L’essentiel a retenir : ce texte parle du déséquilibre des attentes dans le couple, surtout quand on suppose que la femme doit gérer la maison, les repas et l’organisation quotidienne.

  • Le problème central n’est pas la cuisine, mais la répartition inégale des tâches.
  • Le malaise vient souvent d’attentes culturelles implicites, pas toujours dites clairement.
  • Travailler autant que son partenaire change tout : l’équité doit suivre le rythme réel de vie.
  • Un couple fonctionne mieux quand les responsabilités sont partagées de façon concrète et négociée.
  • Dire non au rôle de “gestionnaire du foyer” n’est pas égoïste, c’est poser une limite saine.
  • Le sujet touche autant la charge mentale que les tâches visibles comme les repas ou le ménage.

Ce que révèle vraiment cette expérience de vie à Londres

Si tu es dans cette situation, tu te reconnais sûrement dans ce moment où une remarque “banale” te reste en travers de la gorge. Sur le papier, ce n’est qu’une phrase. Dans les faits, elle révèle une attente bien plus profonde : celle que la femme prenne naturellement en charge le foyer, même quand elle travaille autant que son partenaire.

Ce texte met le doigt sur un point essentiel : ce n’est pas seulement une question de tâches ménagères, c’est une question d’équilibre dans le couple. Quand une personne devient automatiquement celle qui cuisine, range, planifie, anticipe et gère le quotidien, on ne parle plus d’organisation. On parle d’une répartition genrée du travail domestique.

Et c’est précisément là que le malaise naît. Parce que dans la pratique, ce type d’attente transforme souvent la vie de couple en double journée pour l’un, pendant que l’autre conserve une charge mentale bien plus légère.

Pourquoi cette remarque choque autant

La phrase « tu dois trouver ça cool d’avoir enfin quelqu’un pour te faire à manger tous les soirs » semble anodine à première vue. Pourtant, elle repose sur plusieurs présupposés très lourds :

  • que c’est à la femme de cuisiner ;
  • que l’homme serait naturellement “servi” ;
  • que vivre ensemble signifie qu’une personne prend en charge le quotidien de l’autre ;
  • que cette répartition serait normale, voire attendue.

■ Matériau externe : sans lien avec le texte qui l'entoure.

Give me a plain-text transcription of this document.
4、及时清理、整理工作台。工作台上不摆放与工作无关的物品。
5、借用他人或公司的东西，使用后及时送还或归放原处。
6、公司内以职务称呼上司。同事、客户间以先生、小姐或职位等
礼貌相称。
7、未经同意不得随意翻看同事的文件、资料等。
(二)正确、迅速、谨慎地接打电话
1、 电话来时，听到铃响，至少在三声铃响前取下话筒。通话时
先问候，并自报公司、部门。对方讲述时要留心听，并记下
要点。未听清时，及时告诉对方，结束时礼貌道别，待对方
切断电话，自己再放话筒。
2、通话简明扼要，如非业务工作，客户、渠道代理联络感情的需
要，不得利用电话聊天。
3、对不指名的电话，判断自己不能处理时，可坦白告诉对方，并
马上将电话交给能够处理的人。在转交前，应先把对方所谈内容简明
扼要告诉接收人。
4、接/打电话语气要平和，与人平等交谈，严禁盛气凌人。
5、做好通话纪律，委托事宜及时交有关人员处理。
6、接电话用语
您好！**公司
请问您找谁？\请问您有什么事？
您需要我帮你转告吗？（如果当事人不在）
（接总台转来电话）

Concrètement, ce genre de remarque peut être blessant parce qu’elle efface tout ce que tu fais déjà. Elle réduit ta place dans le couple à un rôle domestique, alors que tu es aussi une partenaire, une professionnelle, une personne à part entière.

Dans la majorité des cas, ce n’est pas l’intention qui compte le plus, mais l’effet produit. Et l’effet, ici, c’est de te faire comprendre qu’on attend quelque chose de toi sans même te demander ton avis.

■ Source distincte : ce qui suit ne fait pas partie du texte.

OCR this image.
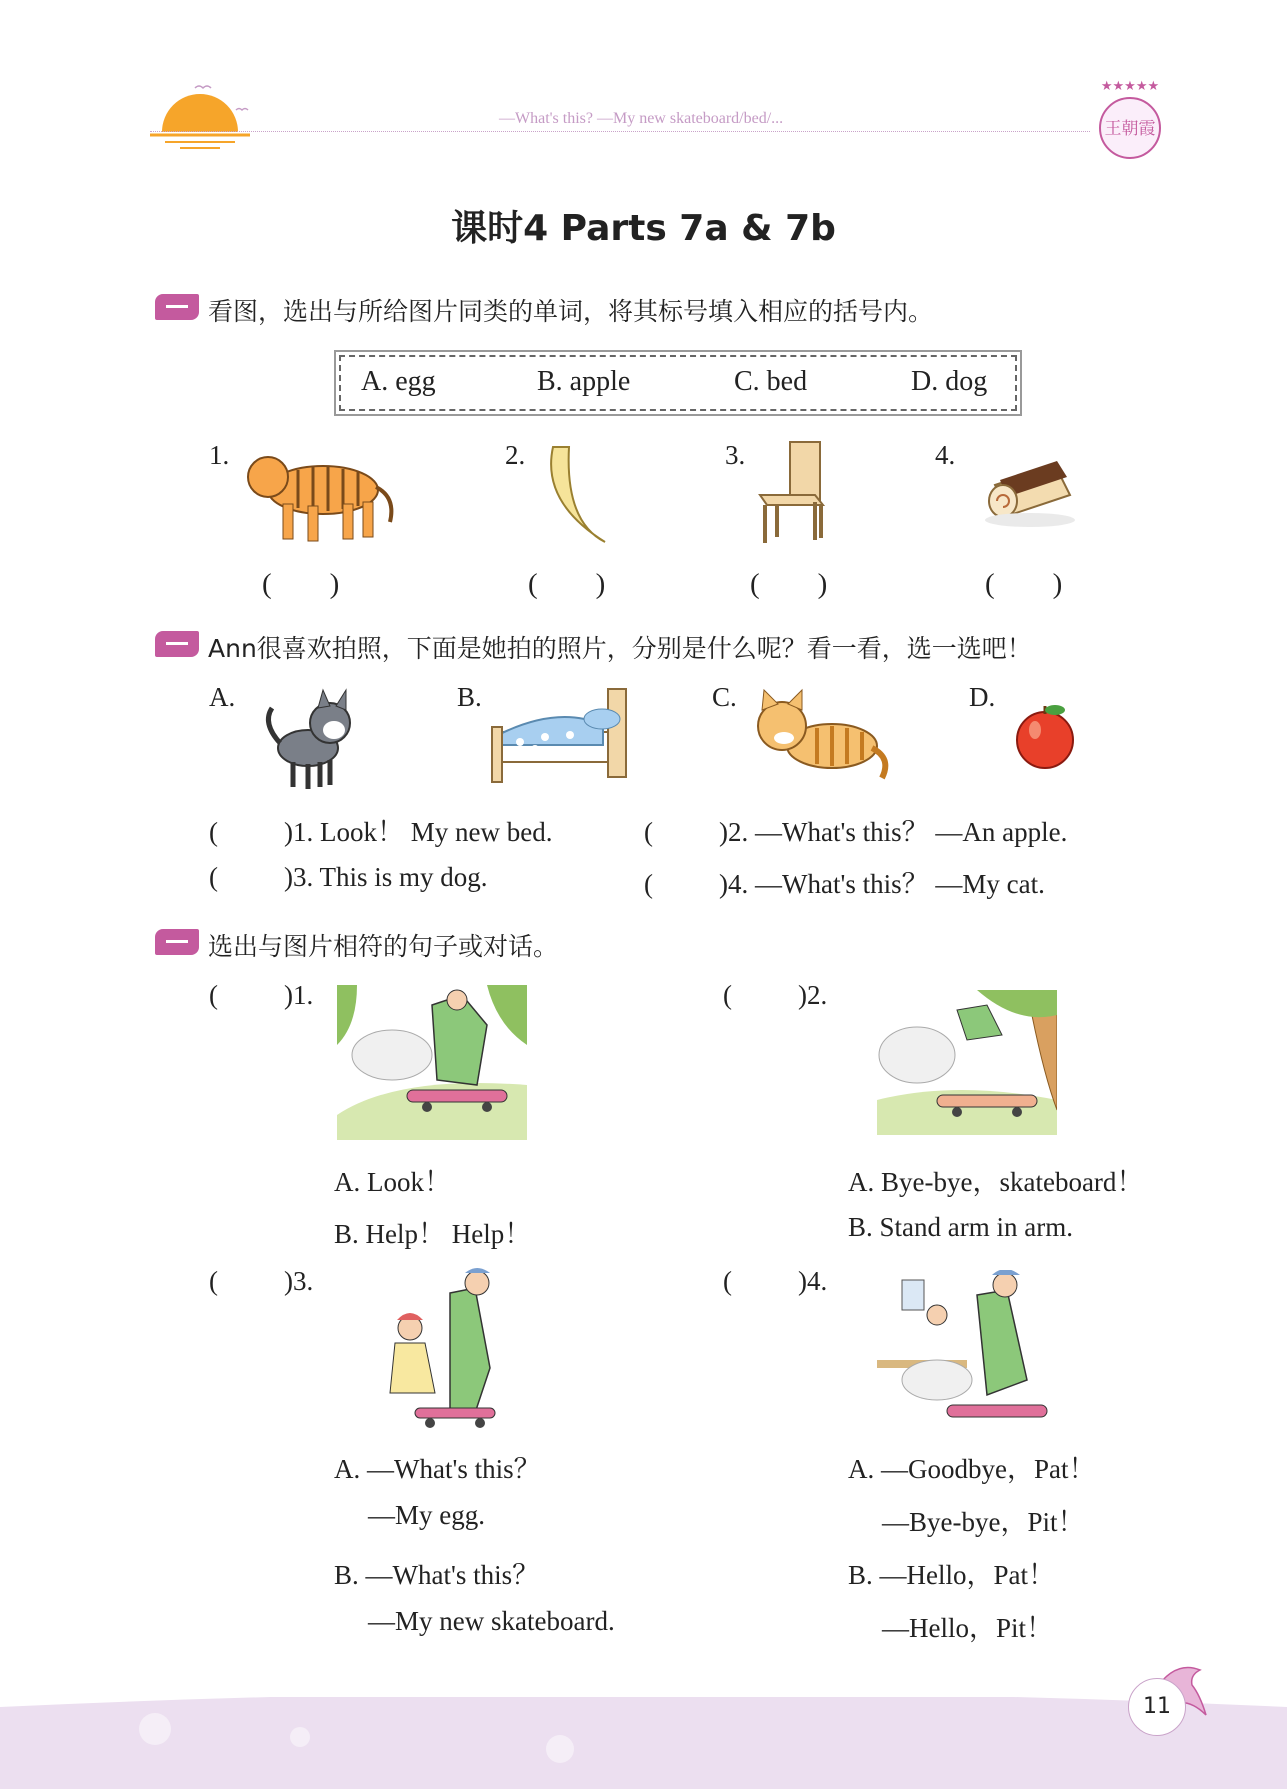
—What's this? —My new skateboard/bed/...
★★★★★
王朝霞
课时4 Parts 7a & 7b
看图，选出与所给图片同类的单词，将其标号填入相应的括号内。
A. egg	B. apple	C. bed	D. dog
1.	2.	3.	4.
(　　)	(　　)	(　　)	(　　)
Ann很喜欢拍照，下面是她拍的照片，分别是什么呢？看一看，选一选吧！
A.	B.	C.	D.
( )1. Look！ My new bed.	( )2. —What's this？ —An apple.
( )3. This is my dog.	( )4. —What's this？ —My cat.
选出与图片相符的句子或对话。
( )1.
A. Look！
B. Help！ Help！
( )2.
A. Bye-bye，skateboard！
B. Stand arm in arm.
( )3.
A. —What's this？
—My egg.
B. —What's this？
—My new skateboard.
( )4.
A. —Goodbye，Pat！
—Bye-bye，Pit！
B. —Hello，Pat！
—Hello，Pit！
11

Culture, habitudes et limites : comment faire la différence

Tu te demandes sûrement s’il faut tout accepter au nom de la culture. La réponse est non. Comprendre un contexte culturel, ce n’est pas s’y soumettre automatiquement. C’est important de distinguer l’explication de la justification.

Oui, certaines normes sociales sont plus traditionnelles dans certains milieux. Oui, des couples fonctionnent encore sur des schémas très classiques. Mais dans ton cas, la vraie question est simple : est-ce que ce modèle te convient, à toi, concrètement ?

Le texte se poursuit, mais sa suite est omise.